Personal information
- Full name: Adriana Isabel del Carmen Moreno Martínez
- Date of birth: 6 December 2000 (age 25)
- Place of birth: San Felipe, Chile
- Height: 1.63 m (5 ft 4 in)
- Position: Forward

Team information
- Current team: Coquimbo Unido [es]
- Number: 10

Youth career
- Liceo Mixto

Senior career*
- Years: Team / Apps / (Gls)
- 2020–2021: Everton [es]
- 2022: Santiago Morning
- 2023: Unión Española [es] / 21 / (27)
- 2024–: Coquimbo Unido [es] / 24 / (21+)

International career^{‡}
- 2026–: Chile / 2 / (1)

= Adriana Moreno =

Chilean footballer

Adriana Isabel del Carmen Moreno Martínez (born 6 December 2000) is a Chilean footballer who plays as a forward for Coquimbo Unido.

==Club career==
Born in San Felipe, Chile, Moreno represented her school, Liceo Mixto, in handball, basketball and football. At club level, she started her career with Everton in 2020.

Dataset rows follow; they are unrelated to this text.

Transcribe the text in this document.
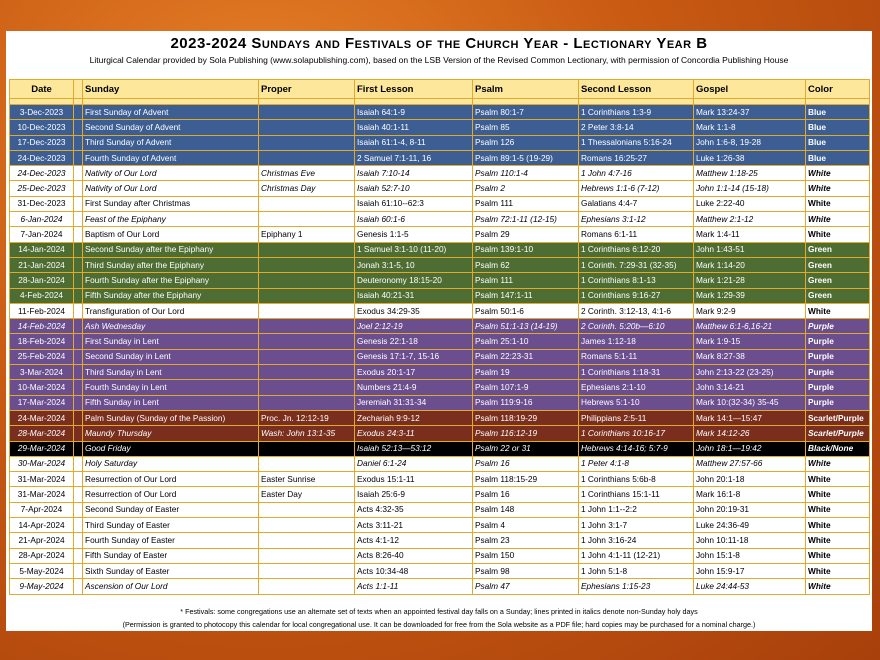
2023-2024 Sundays and Festivals of the Church Year - Lectionary Year B
Liturgical Calendar provided by Sola Publishing (www.solapublishing.com), based on the LSB Version of the Revised Common Lectionary, with permission of Concordia Publishing House
Date		Sunday	Proper	First Lesson	Psalm	Second Lesson	Gospel	Color

3-Dec-2023		First Sunday of Advent		Isaiah 64:1-9	Psalm 80:1-7	1 Corinthians 1:3-9	Mark 13:24-37	Blue
10-Dec-2023		Second Sunday of Advent		Isaiah 40:1-11	Psalm 85	2 Peter 3:8-14	Mark 1:1-8	Blue
17-Dec-2023		Third Sunday of Advent		Isaiah 61:1-4, 8-11	Psalm 126	1 Thessalonians 5:16-24	John 1:6-8, 19-28	Blue
24-Dec-2023		Fourth Sunday of Advent		2 Samuel 7:1-11, 16	Psalm 89:1-5 (19-29)	Romans 16:25-27	Luke 1:26-38	Blue
24-Dec-2023		Nativity of Our Lord	Christmas Eve	Isaiah 7:10-14	Psalm 110:1-4	1 John 4:7-16	Matthew 1:18-25	White
25-Dec-2023		Nativity of Our Lord	Christmas Day	Isaiah 52:7-10	Psalm 2	Hebrews 1:1-6 (7-12)	John 1:1-14 (15-18)	White
31-Dec-2023		First Sunday after Christmas		Isaiah 61:10--62:3	Psalm 111	Galatians 4:4-7	Luke 2:22-40	White
6-Jan-2024		Feast of the Epiphany		Isaiah 60:1-6	Psalm 72:1-11 (12-15)	Ephesians 3:1-12	Matthew 2:1-12	White
7-Jan-2024		Baptism of Our Lord	Epiphany 1	Genesis 1:1-5	Psalm 29	Romans 6:1-11	Mark 1:4-11	White
14-Jan-2024		Second Sunday after the Epiphany		1 Samuel 3:1-10 (11-20)	Psalm 139:1-10	1 Corinthians 6:12-20	John 1:43-51	Green
21-Jan-2024		Third Sunday after the Epiphany		Jonah 3:1-5, 10	Psalm 62	1 Corinth. 7:29-31 (32-35)	Mark 1:14-20	Green
28-Jan-2024		Fourth Sunday after the Epiphany		Deuteronomy 18:15-20	Psalm 111	1 Corinthians 8:1-13	Mark 1:21-28	Green
4-Feb-2024		Fifth Sunday after the Epiphany		Isaiah 40:21-31	Psalm 147:1-11	1 Corinthians 9:16-27	Mark 1:29-39	Green
11-Feb-2024		Transfiguration of Our Lord		Exodus 34:29-35	Psalm 50:1-6	2 Corinth. 3:12-13, 4:1-6	Mark 9:2-9	White
14-Feb-2024		Ash Wednesday		Joel 2:12-19	Psalm 51:1-13 (14-19)	2 Corinth. 5:20b—6:10	Matthew 6:1-6,16-21	Purple
18-Feb-2024		First Sunday in Lent		Genesis 22:1-18	Psalm 25:1-10	James 1:12-18	Mark 1:9-15	Purple
25-Feb-2024		Second Sunday in Lent		Genesis 17:1-7, 15-16	Psalm 22:23-31	Romans 5:1-11	Mark 8:27-38	Purple
3-Mar-2024		Third Sunday in Lent		Exodus 20:1-17	Psalm 19	1 Corinthians 1:18-31	John 2:13-22 (23-25)	Purple
10-Mar-2024		Fourth Sunday in Lent		Numbers 21:4-9	Psalm 107:1-9	Ephesians 2:1-10	John 3:14-21	Purple
17-Mar-2024		Fifth Sunday in Lent		Jeremiah 31:31-34	Psalm 119:9-16	Hebrews 5:1-10	Mark 10:(32-34) 35-45	Purple
24-Mar-2024		Palm Sunday (Sunday of the Passion)	Proc. Jn. 12:12-19	Zechariah 9:9-12	Psalm 118:19-29	Philippians 2:5-11	Mark 14:1—15:47	Scarlet/Purple
28-Mar-2024		Maundy Thursday	Wash: John 13:1-35	Exodus 24:3-11	Psalm 116:12-19	1 Corinthians 10:16-17	Mark 14:12-26	Scarlet/Purple
29-Mar-2024		Good Friday		Isaiah 52:13—53:12	Psalm 22 or 31	Hebrews 4:14-16; 5:7-9	John 18:1—19:42	Black/None
30-Mar-2024		Holy Saturday		Daniel 6:1-24	Psalm 16	1 Peter 4:1-8	Matthew 27:57-66	White
31-Mar-2024		Resurrection of Our Lord	Easter Sunrise	Exodus 15:1-11	Psalm 118:15-29	1 Corinthians 5:6b-8	John 20:1-18	White
31-Mar-2024		Resurrection of Our Lord	Easter Day	Isaiah 25:6-9	Psalm 16	1 Corinthians 15:1-11	Mark 16:1-8	White
7-Apr-2024		Second Sunday of Easter		Acts 4:32-35	Psalm 148	1 John 1:1--2:2	John 20:19-31	White
14-Apr-2024		Third Sunday of Easter		Acts 3:11-21	Psalm 4	1 John 3:1-7	Luke 24:36-49	White
21-Apr-2024		Fourth Sunday of Easter		Acts 4:1-12	Psalm 23	1 John 3:16-24	John 10:11-18	White
28-Apr-2024		Fifth Sunday of Easter		Acts 8:26-40	Psalm 150	1 John 4:1-11 (12-21)	John 15:1-8	White
5-May-2024		Sixth Sunday of Easter		Acts 10:34-48	Psalm 98	1 John 5:1-8	John 15:9-17	White
9-May-2024		Ascension of Our Lord		Acts 1:1-11	Psalm 47	Ephesians 1:15-23	Luke 24:44-53	White
* Festivals: some congregations use an alternate set of texts when an appointed festival day falls on a Sunday; lines printed in italics denote non-Sunday holy days
(Permission is granted to photocopy this calendar for local congregational use. It can be downloaded for free from the Sola website as a PDF file; hard copies may be purchased for a nominal charge.)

The next two seasons, she played for Santiago Morning, taking part in the 2022 Copa Libertadores, and Unión Española. With Unión Española, she got promotion to the Chilean top level scoring 27 goals.

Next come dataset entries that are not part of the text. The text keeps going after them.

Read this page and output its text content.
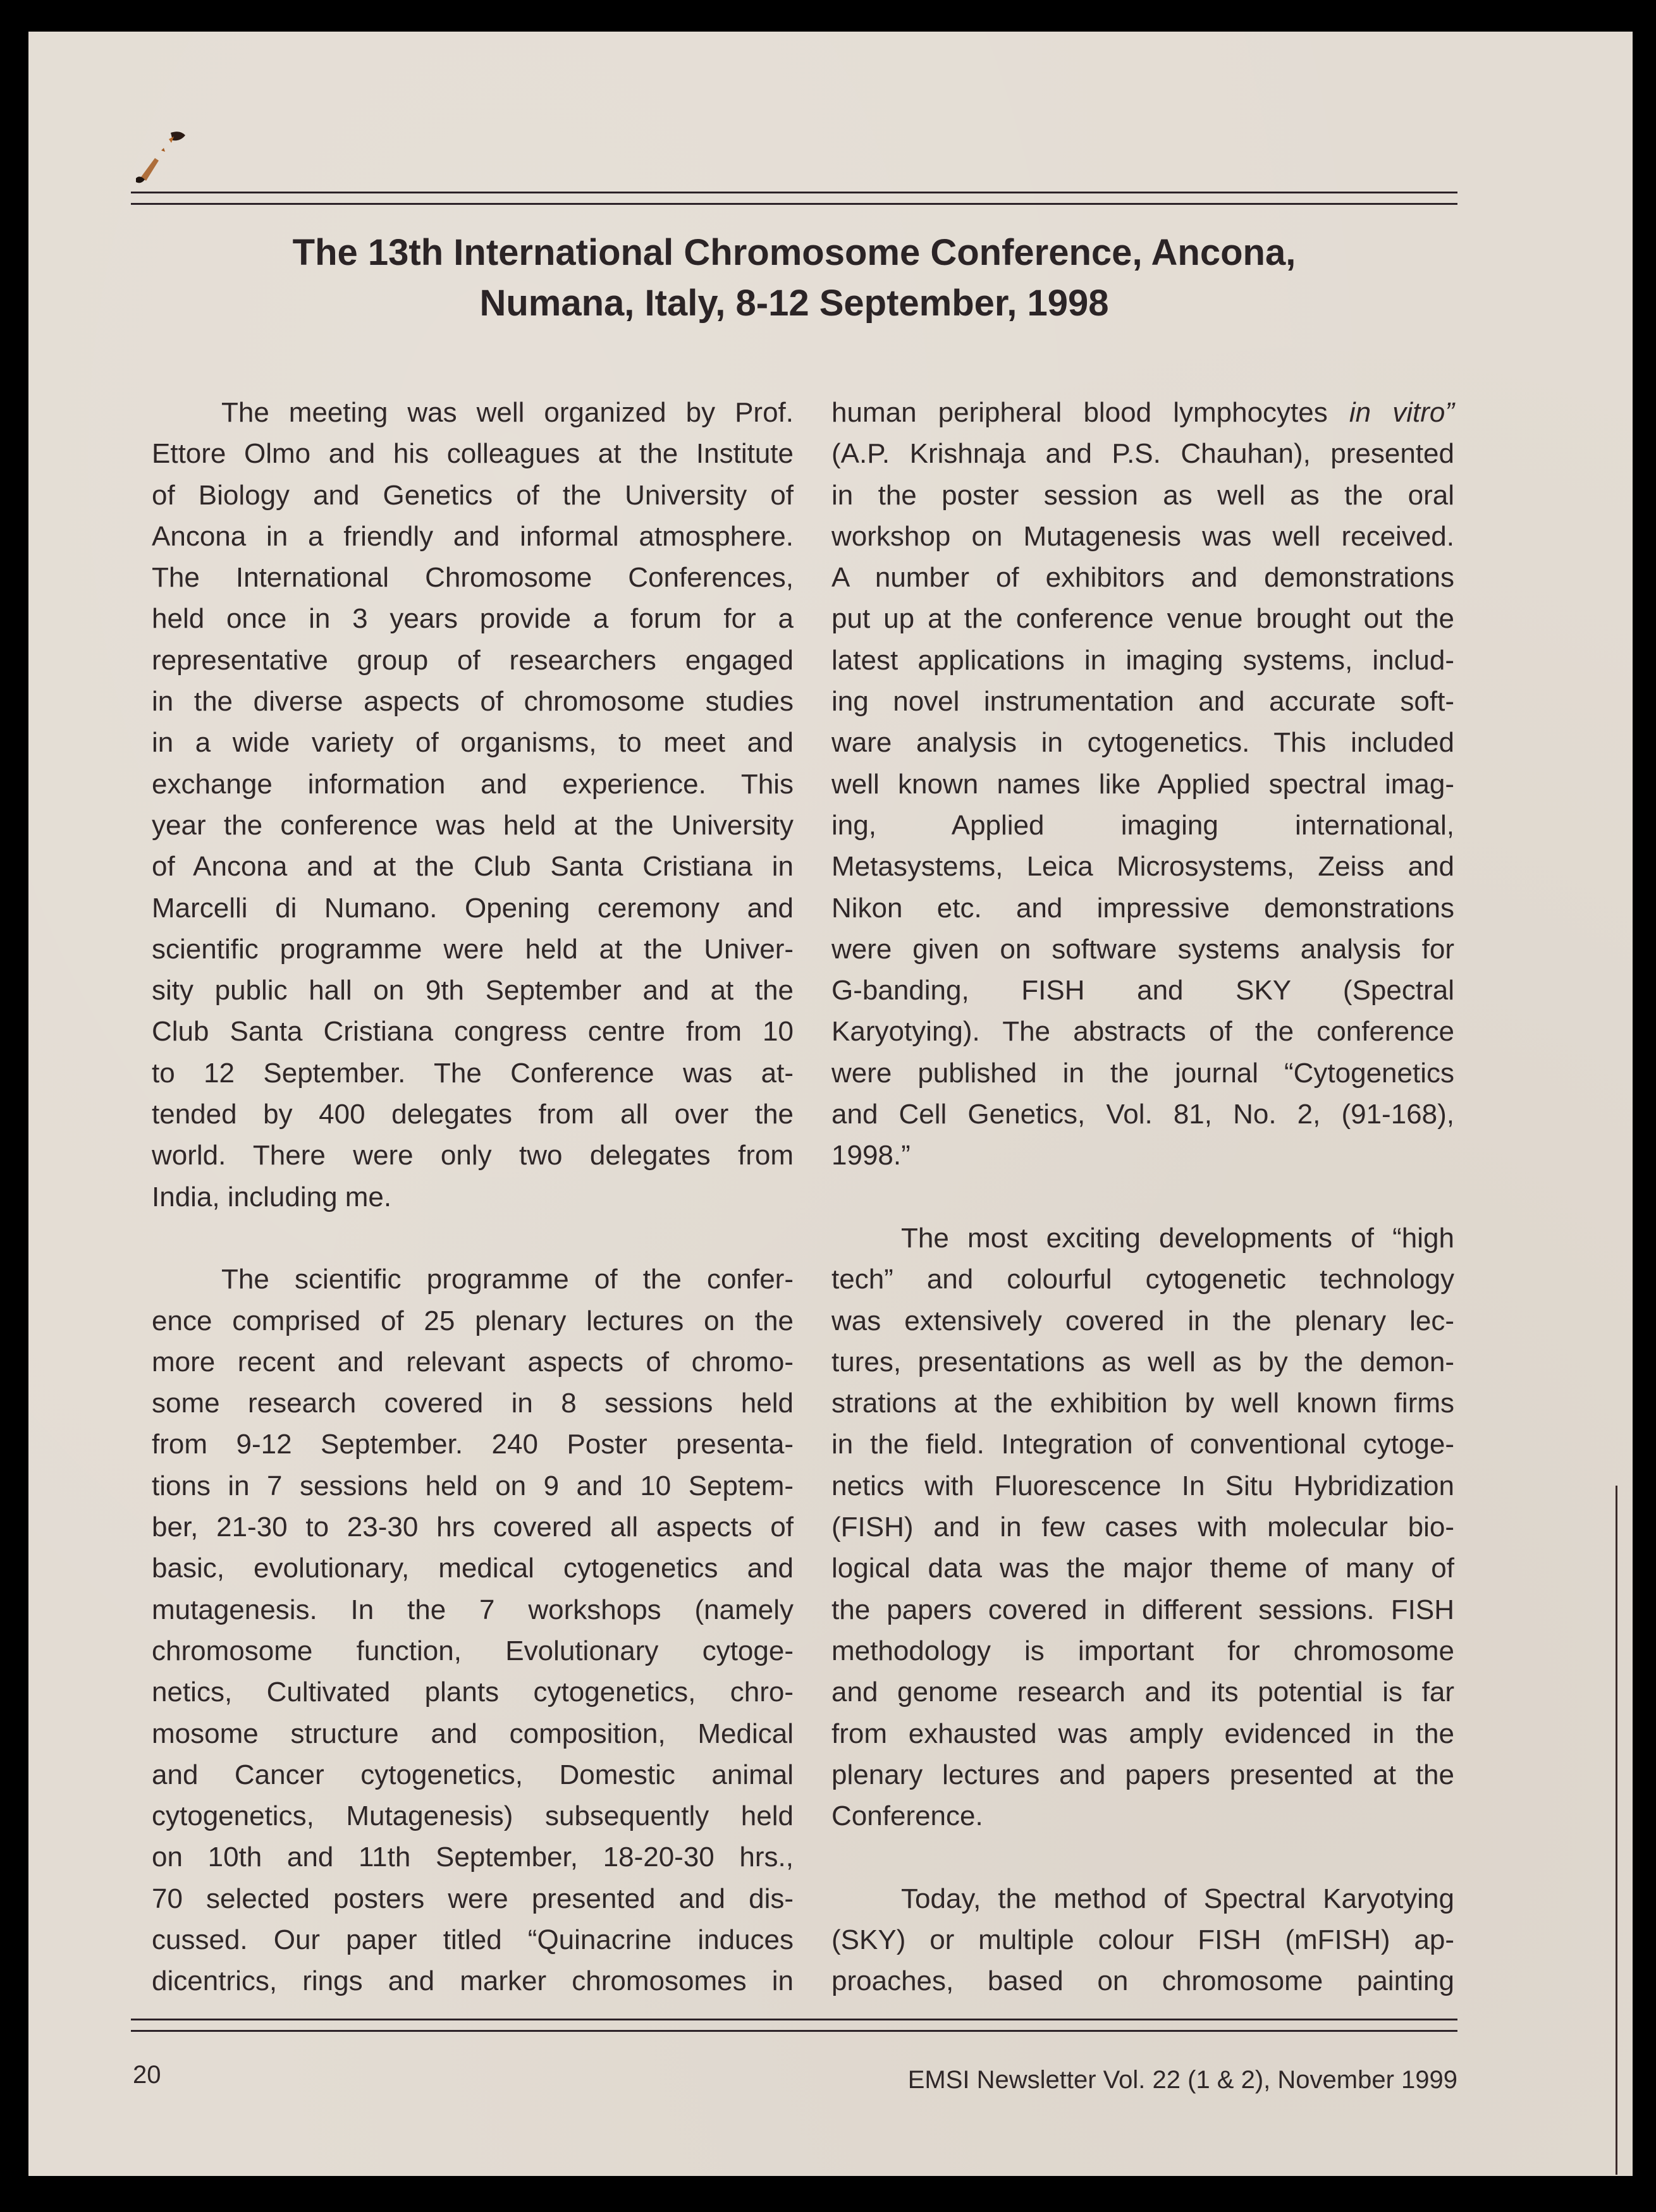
The 13th International Chromosome Conference, Ancona,
Numana, Italy, 8-12 September, 1998
The meeting was well organized by Prof.
Ettore Olmo and his colleagues at the Institute
of Biology and Genetics of the University of
Ancona in a friendly and informal atmosphere.
The International Chromosome Conferences,
held once in 3 years provide a forum for a
representative group of researchers engaged
in the diverse aspects of chromosome studies
in a wide variety of organisms, to meet and
exchange information and experience. This
year the conference was held at the University
of Ancona and at the Club Santa Cristiana in
Marcelli di Numano. Opening ceremony and
scientific programme were held at the Univer-
sity public hall on 9th September and at the
Club Santa Cristiana congress centre from 10
to 12 September. The Conference was at-
tended by 400 delegates from all over the
world. There were only two delegates from
India, including me.
The scientific programme of the confer-
ence comprised of 25 plenary lectures on the
more recent and relevant aspects of chromo-
some research covered in 8 sessions held
from 9-12 September. 240 Poster presenta-
tions in 7 sessions held on 9 and 10 Septem-
ber, 21-30 to 23-30 hrs covered all aspects of
basic, evolutionary, medical cytogenetics and
mutagenesis. In the 7 workshops (namely
chromosome function, Evolutionary cytoge-
netics, Cultivated plants cytogenetics, chro-
mosome structure and composition, Medical
and Cancer cytogenetics, Domestic animal
cytogenetics, Mutagenesis) subsequently held
on 10th and 11th September, 18-20-30 hrs.,
70 selected posters were presented and dis-
cussed. Our paper titled “Quinacrine induces
dicentrics, rings and marker chromosomes in
human peripheral blood lymphocytes in vitro”
(A.P. Krishnaja and P.S. Chauhan), presented
in the poster session as well as the oral
workshop on Mutagenesis was well received.
A number of exhibitors and demonstrations
put up at the conference venue brought out the
latest applications in imaging systems, includ-
ing novel instrumentation and accurate soft-
ware analysis in cytogenetics. This included
well known names like Applied spectral imag-
ing, Applied imaging international,
Metasystems, Leica Microsystems, Zeiss and
Nikon etc. and impressive demonstrations
were given on software systems analysis for
G-banding, FISH and SKY (Spectral
Karyotying). The abstracts of the conference
were published in the journal “Cytogenetics
and Cell Genetics, Vol. 81, No. 2, (91-168),
1998.”
The most exciting developments of “high
tech” and colourful cytogenetic technology
was extensively covered in the plenary lec-
tures, presentations as well as by the demon-
strations at the exhibition by well known firms
in the field. Integration of conventional cytoge-
netics with Fluorescence In Situ Hybridization
(FISH) and in few cases with molecular bio-
logical data was the major theme of many of
the papers covered in different sessions. FISH
methodology is important for chromosome
and genome research and its potential is far
from exhausted was amply evidenced in the
plenary lectures and papers presented at the
Conference.
Today, the method of Spectral Karyotying
(SKY) or multiple colour FISH (mFISH) ap-
proaches, based on chromosome painting
20	EMSI Newsletter Vol. 22 (1 & 2), November 1999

In 2024, Moreno signed with Coquimbo Unido. After scoring 21 goals during the 2025 season, the third goalscorer of the Chilean championship, she renewed for the next season.

==International career==
Moreno received her first call-up to the Chile national team for the friendly match against the United States on 27 January 2026. She was called up again for the friendly matches against Paraguay on 4 and 7 March 2026. She made her debut in the first match and scored the winning goal in the second match.

==Personal life==
Her father, Marco Antonio Moreno, is a former footballer for Unión San Felipe.